Six months ago, in January, this year’s blogging season began for me with the letter A. I looked at the words that the editors had chosen to illustrate, and therefore highlight, in the 1979 Merriam Webster’s Dictionary.
At six kilograms and a volume of 7650 cubic centimetres, the Dictionary is a slab of language, as hefty as any gravity-based weapon, and as monumental (to my mind) as the stone stele carrying the Code of Hammurabi. Compared literally, it’s sized like the brain of a killer whale.
There are 2666 pages.
So I better move on to B if I intend to finish my survey within the next, shall we say, ten years.
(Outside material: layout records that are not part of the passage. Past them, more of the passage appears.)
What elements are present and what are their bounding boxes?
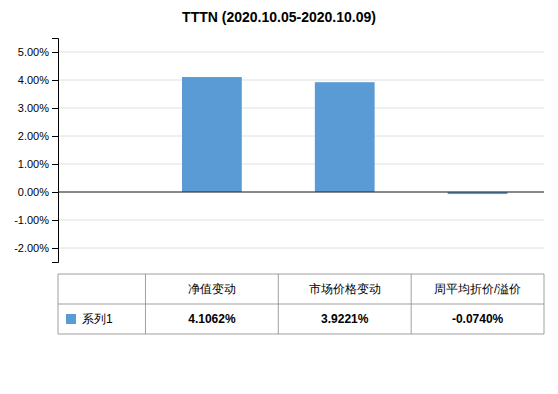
axis-domain bbox=[52, 39, 59, 263]
y-tick: -1.00% bbox=[14, 214, 58, 226]
y-tick: 2.00% bbox=[18, 130, 58, 142]
title: TTTN (2020.10.05-2020.10.09) bbox=[182, 9, 376, 25]
plot: -2.00% -1.00% 0.00% 1.00% 2.00% 3.00% 4.00% 5.0… bbox=[14, 39, 544, 263]
category-label: 市场价格变动 bbox=[309, 282, 381, 296]
data-label: 3.9221% bbox=[321, 312, 369, 326]
table-line bbox=[544, 274, 545, 334]
y-tick: 3.00% bbox=[18, 102, 58, 114]
tick-mark bbox=[52, 80, 58, 81]
tick-label: 3.00% bbox=[18, 102, 49, 114]
data-label: 4.1062% bbox=[188, 312, 236, 326]
table-line bbox=[58, 274, 59, 334]
tick-label: 1.00% bbox=[18, 158, 49, 170]
grid-line bbox=[58, 108, 544, 109]
legend-label: 系列1 bbox=[82, 312, 113, 326]
tick-mark bbox=[52, 220, 58, 221]
grid-line bbox=[58, 80, 544, 81]
grid-line bbox=[58, 192, 544, 193]
grid-line bbox=[58, 164, 544, 165]
grid-line bbox=[58, 136, 544, 137]
tick-label: -1.00% bbox=[14, 214, 49, 226]
y-tick: 5.00% bbox=[18, 46, 58, 58]
tick-mark bbox=[52, 136, 58, 137]
bar bbox=[315, 82, 375, 192]
tick-mark bbox=[52, 52, 58, 53]
tick-label: -2.00% bbox=[14, 242, 49, 254]
table-line bbox=[145, 274, 146, 334]
table-line bbox=[58, 304, 544, 305]
tick-mark bbox=[52, 248, 58, 249]
table-line bbox=[58, 274, 544, 275]
zero-line bbox=[58, 192, 544, 193]
category-label: 周平均折价/溢价 bbox=[434, 282, 521, 296]
table-line bbox=[411, 274, 412, 334]
tick-mark bbox=[52, 164, 58, 165]
bars bbox=[182, 77, 507, 194]
table-line bbox=[278, 274, 279, 334]
tick-mark bbox=[52, 108, 58, 109]
y-tick: -2.00% bbox=[14, 242, 58, 254]
grid-line bbox=[58, 248, 544, 249]
grid bbox=[58, 52, 544, 248]
category-label: 净值变动 bbox=[188, 282, 236, 296]
bar bbox=[182, 77, 242, 192]
table-line bbox=[58, 334, 544, 335]
legend-swatch bbox=[66, 314, 76, 324]
data-label: -0.0740% bbox=[452, 312, 504, 326]
tick-mark bbox=[52, 192, 58, 193]
grid-line bbox=[58, 220, 544, 221]
tick-label: 5.00% bbox=[18, 46, 49, 58]
grid-line bbox=[58, 52, 544, 53]
y-axis: -2.00% -1.00% 0.00% 1.00% 2.00% 3.00% 4.00% 5.0… bbox=[14, 39, 58, 263]
y-tick: 1.00% bbox=[18, 158, 58, 170]
y-tick: 0.00% bbox=[18, 186, 58, 198]
tick-label: 0.00% bbox=[18, 186, 49, 198]
y-tick: 4.00% bbox=[18, 74, 58, 86]
data-table: 净值变动 市场价格变动 周平均折价/溢价 4.1062% 3.9221% -0.0740%… bbox=[58, 274, 544, 334]
chart: TTTN (2020.10.05-2020.10.09) -2.00% -1.00%… bbox=[0, 0, 558, 394]
tick-label: 4.00% bbox=[18, 74, 49, 86]
tick-label: 2.00% bbox=[18, 130, 49, 142]
legend: 系列1 bbox=[66, 312, 113, 326]
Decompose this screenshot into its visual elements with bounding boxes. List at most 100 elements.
I’ll discuss only the illustrated words.
B is the first letter of the naturally occurring brain and bronchus and bird and banyan, of the essential bucket and basket, the ingenious bicycle, the inventive bridge, the unfortunate bullet, and of the Buddha. Also, of Braille.
All to be expected. But wait:
Brussel sprouts are given their pictorial due, as is the bulb of the meadow lilly. Were those really the “best” items to illustrate?
How about choosing to illustrate the following words?
The technical: barefaced tenon, bevel gear, bibcock, bobinet, beylaying pin.
The furniture: bag table, Boston rocker, bonnet top, Brewster chair, butterfly table, breakfront, bulkhead, butterfly table.
Lastly, here’s a nonstandard illustration of branch. I won’t ask what the fundamental difference is between numbers 1 and 3, and whether them both being called Y branch indicates a redundant inclusion. Some questions oughtn’t be asked of artefacts from the pre-internet era.